Emotions about taxes and the CSD Education Survey are somewhat analogous:

  • First, there is an initial sense of hesitation about the magnitude of the task. Academic programs must gather their data on applications, admissions, enrollment, graduation, first employment and more for all CSD degree programs offered at the institution. Likewise, tax payers must gather up a year’s worth of receipts and forms before sitting down in front of Turbo Tax or sending it all off to the CPA.
  • Once the initial feeling has passed, acceptance prevails.  We recognize taxes are necessary for the common good. So too, faculty recognize the need to inform the pipeline of the professions and advocate on its behalf. Getting the academic program profile in EDFIND is a plus too.
  • Once tax forms are completed and documents and checks signed, a sense of relief and triumph takes over.   For the CSD Education Survey, the final review of the data by the program director or chair and the subsequent click of the submission button also provide a feeling of accomplishment.   Edfind will showcase the program’s academic profile and related information and the academic program’s data will be part of the National Aggregate and State aggregate reports, thus contributing to greater efforts in support of the professions.

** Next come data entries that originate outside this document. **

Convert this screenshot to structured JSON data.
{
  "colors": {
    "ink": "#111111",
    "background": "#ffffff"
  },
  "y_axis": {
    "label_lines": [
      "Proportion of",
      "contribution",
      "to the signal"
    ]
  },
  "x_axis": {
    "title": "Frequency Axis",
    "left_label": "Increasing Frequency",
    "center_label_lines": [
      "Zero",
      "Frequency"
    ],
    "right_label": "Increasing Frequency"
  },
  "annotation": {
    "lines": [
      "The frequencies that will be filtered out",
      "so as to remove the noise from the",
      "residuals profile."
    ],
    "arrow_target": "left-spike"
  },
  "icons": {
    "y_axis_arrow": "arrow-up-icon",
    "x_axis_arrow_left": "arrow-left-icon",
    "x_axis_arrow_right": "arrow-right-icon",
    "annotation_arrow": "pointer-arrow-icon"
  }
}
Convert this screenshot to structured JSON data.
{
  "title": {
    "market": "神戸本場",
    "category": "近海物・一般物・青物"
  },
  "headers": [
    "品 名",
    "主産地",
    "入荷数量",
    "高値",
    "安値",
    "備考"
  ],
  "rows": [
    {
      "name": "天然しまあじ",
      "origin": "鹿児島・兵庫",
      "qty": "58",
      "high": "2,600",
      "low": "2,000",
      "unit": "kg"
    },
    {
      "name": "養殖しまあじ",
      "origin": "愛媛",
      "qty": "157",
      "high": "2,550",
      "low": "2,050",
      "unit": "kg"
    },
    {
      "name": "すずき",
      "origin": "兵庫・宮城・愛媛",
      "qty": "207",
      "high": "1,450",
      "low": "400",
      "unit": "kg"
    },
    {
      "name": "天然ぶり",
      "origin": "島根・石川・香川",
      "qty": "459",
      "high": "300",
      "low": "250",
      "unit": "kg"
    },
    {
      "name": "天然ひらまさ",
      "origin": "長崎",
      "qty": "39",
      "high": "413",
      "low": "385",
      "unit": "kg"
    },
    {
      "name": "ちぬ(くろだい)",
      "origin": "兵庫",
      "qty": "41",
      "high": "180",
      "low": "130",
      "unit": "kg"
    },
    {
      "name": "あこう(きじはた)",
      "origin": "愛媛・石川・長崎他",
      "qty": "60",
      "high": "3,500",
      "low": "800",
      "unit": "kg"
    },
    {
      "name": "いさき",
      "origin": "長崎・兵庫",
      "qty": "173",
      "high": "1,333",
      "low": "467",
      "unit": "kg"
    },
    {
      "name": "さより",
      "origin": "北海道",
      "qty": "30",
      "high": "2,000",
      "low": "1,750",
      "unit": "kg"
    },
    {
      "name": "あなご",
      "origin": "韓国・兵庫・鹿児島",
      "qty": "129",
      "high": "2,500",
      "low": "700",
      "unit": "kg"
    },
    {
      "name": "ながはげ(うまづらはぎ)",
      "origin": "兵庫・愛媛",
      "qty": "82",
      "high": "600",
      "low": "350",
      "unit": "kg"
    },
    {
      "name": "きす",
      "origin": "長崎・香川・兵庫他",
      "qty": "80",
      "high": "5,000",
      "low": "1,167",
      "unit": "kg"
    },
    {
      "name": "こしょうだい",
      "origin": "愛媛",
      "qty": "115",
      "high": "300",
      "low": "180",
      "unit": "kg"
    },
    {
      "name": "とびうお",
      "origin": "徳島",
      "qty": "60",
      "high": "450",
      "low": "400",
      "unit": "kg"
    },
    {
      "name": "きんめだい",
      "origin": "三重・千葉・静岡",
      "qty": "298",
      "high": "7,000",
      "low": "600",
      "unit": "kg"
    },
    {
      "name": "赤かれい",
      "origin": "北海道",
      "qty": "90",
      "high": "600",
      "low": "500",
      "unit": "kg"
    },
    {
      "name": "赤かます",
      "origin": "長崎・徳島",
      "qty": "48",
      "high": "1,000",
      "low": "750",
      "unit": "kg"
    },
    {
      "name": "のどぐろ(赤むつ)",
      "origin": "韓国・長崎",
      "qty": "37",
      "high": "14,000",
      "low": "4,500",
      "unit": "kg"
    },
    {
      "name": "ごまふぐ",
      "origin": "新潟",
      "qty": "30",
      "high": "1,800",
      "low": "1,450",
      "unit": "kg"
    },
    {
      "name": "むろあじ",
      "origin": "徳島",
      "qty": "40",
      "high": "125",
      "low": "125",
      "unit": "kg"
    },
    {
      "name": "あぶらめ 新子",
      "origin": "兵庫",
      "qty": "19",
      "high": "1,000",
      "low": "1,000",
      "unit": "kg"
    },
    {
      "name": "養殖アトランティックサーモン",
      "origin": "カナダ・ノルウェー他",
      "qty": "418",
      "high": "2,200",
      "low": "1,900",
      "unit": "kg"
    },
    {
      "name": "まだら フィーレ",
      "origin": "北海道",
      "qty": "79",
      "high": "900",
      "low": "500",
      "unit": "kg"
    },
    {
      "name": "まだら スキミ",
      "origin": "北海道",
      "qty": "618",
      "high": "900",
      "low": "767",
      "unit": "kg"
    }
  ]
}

Collection mechanisms are complex and require systems that mitigate burden.  Imagine trying to collect money from millions and millions of U.S citizens and residents and organizations?  While ASHA’s and CAPCSD’s data collection endeavors are not of the same magnitude, they are, nonetheless, challenging and require the collaboration of many stakeholders.  The CSD Education Survey goes out to 300 institutions with multiple undergraduate through PhD programs in audiology, speech language pathology and speech language and hearing sciences. This translates into 700 plus degree programs for which data is compiled!  As a result, ASHA and CAPCSD are forever striving to streamline the process.  Academic programs now use a convenient and easy-to-use platform to report data  To that end, ASHA and CAPCSD employ some similar tools used by the IRS:

  • The IRS has a Website with instructions and forms; ASHA has a website with instructions and forms too.
  • Tax payers use nifty electronic platforms that allow for online submission and payment. The HES is housed on a platform that allows for online submission of data.
  • The IRS has an email and phone numbers for folks with questions.  ASHA has an HES Manager who answers questions too; simply email hes@asha.org.
  • In both cases, finishing early has its rewards.  Early refunds for the taxpayer or the satisfaction of completing the task as part of one’s civic duty.  For academic programs, completing and submitting their HES CSD Education Survey results in immediate update of their CSD program’s profile in EDFIND. The satisfaction of knowing the data is part of the larger aggregate national and state reports should not be overlooked.

Let’s face it, taxes are necessary. We all benefit from roads, schools, healthcare etc… The CSD Education Survey is also necessary and valuable. Without it, there would be no coordinated mechanism for systematically collecting CSD education data and there would be no data reports to inform the personnel pipeline.   For the past two years the CSD Education Survey completion and submission rate has been over 80%.  This leads to robust data for use by all. Additional benefits of having the national aggregate and state  data reports include their use in strategic planning, grant proposals, federal and state advocacy,  first employment trends, and  data based decisions for the professions.

The CSD Education Survey is currently open and will close December 17th.